Origini dello sfincione
Il termine “sfincione” deriva dal latino spongia = spugna, per via della consistenza morbida e alveolata dell’impasto. Nasce come piatto povero, preparato dalle suore del Monastero di San Vito a Palermo e diventato poi il cibo delle feste e del Natale palermitano.
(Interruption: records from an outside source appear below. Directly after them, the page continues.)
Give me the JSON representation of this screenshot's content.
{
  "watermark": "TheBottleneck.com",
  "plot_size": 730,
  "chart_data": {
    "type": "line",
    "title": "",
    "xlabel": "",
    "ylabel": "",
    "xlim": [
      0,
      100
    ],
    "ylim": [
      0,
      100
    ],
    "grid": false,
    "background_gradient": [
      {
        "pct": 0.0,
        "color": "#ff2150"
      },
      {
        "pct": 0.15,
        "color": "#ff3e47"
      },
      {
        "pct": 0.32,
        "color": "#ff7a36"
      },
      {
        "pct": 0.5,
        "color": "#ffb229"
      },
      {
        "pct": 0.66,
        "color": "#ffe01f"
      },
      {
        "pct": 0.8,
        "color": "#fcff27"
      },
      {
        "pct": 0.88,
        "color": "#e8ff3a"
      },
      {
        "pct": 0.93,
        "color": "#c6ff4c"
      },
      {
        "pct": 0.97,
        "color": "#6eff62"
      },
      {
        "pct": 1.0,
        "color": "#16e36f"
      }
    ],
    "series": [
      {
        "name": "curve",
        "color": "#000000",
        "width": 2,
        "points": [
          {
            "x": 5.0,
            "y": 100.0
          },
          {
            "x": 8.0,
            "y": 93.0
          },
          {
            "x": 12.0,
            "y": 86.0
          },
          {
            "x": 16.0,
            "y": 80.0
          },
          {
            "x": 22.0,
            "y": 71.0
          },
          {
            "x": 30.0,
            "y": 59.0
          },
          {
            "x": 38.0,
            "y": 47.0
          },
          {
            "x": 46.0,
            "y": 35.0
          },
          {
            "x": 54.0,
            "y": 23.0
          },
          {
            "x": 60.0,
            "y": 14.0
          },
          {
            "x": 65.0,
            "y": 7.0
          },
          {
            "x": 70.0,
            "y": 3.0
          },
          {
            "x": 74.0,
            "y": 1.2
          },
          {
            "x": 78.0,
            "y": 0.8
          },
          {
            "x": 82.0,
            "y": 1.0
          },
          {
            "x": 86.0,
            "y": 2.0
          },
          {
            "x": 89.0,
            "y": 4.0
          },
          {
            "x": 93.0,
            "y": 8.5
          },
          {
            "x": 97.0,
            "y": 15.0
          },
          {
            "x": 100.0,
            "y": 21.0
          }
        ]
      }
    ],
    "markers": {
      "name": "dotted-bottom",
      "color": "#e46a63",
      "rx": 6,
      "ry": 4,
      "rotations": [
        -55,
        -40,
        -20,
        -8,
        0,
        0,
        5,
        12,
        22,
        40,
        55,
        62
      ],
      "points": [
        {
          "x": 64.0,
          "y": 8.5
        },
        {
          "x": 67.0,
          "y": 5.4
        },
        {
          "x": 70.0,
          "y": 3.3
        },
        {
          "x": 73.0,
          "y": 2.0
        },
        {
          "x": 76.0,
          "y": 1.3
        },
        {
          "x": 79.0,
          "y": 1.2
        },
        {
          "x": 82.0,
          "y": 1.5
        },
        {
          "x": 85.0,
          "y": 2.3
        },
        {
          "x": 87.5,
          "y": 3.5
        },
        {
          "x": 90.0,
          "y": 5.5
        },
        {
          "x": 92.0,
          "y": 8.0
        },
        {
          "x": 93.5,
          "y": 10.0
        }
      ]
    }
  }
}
Oggi è uno dei simboli della cucina siciliana da forno, amato per la sua semplicità e per l’inconfondibile mix di dolcezza della cipolla, sapidità del formaggio e croccantezza del pangrattato.
Ricetta dello sfincione palermitano
Ingredienti per 1 teglia (6-8 porzioni)
Per l’impasto:
- 500 g di farina 0
- 300 ml di acqua tiepida
- 5 g di lievito di birra fresco
- 10 g di sale
- 2 cucchiai di olio extravergine d’oliva
Per il condimento:
- 500 g di pomodori pelati
- 3 cipolle bianche grandi
- 6 filetti di acciughe sotto sale o sott’olio
- 150 g di caciocavallo grattugiato
- 80 g di pangrattato
- Olio extravergine d’oliva q.b.
- Origano secco q.b.
- Sale e pepe q.b.
Preparazione passo passo
1. L’impasto
Sciogli il lievito nell’acqua tiepida, unisci farina, olio e sale. Impasta fino a ottenere un composto morbido ed elastico. Copri e lascia lievitare 4 ore, finché raddoppia.
2. Il condimento
In una padella, soffriggi le cipolle affettate sottili in olio evo. Unisci i pomodori pelati, aggiusta di sale e pepe e lascia cuocere 30 minuti, finché diventa una salsa densa.
3. Assemblaggio
Stendi l’impasto lievitato in una teglia unta, alto circa 2 cm. Distribuisci i filetti di acciuga, poi la salsa di pomodoro e cipolla. Spolvera con caciocavallo grattugiato, origano e infine pangrattato tostato in padella con un filo d’olio.
4. Cottura
Inforna a 200°C per 30-35 minuti, finché la superficie diventa dorata e croccante.
5. Servizio
Taglia a quadrotti e servi caldo o tiepido, come vuole la tradizione palermitana.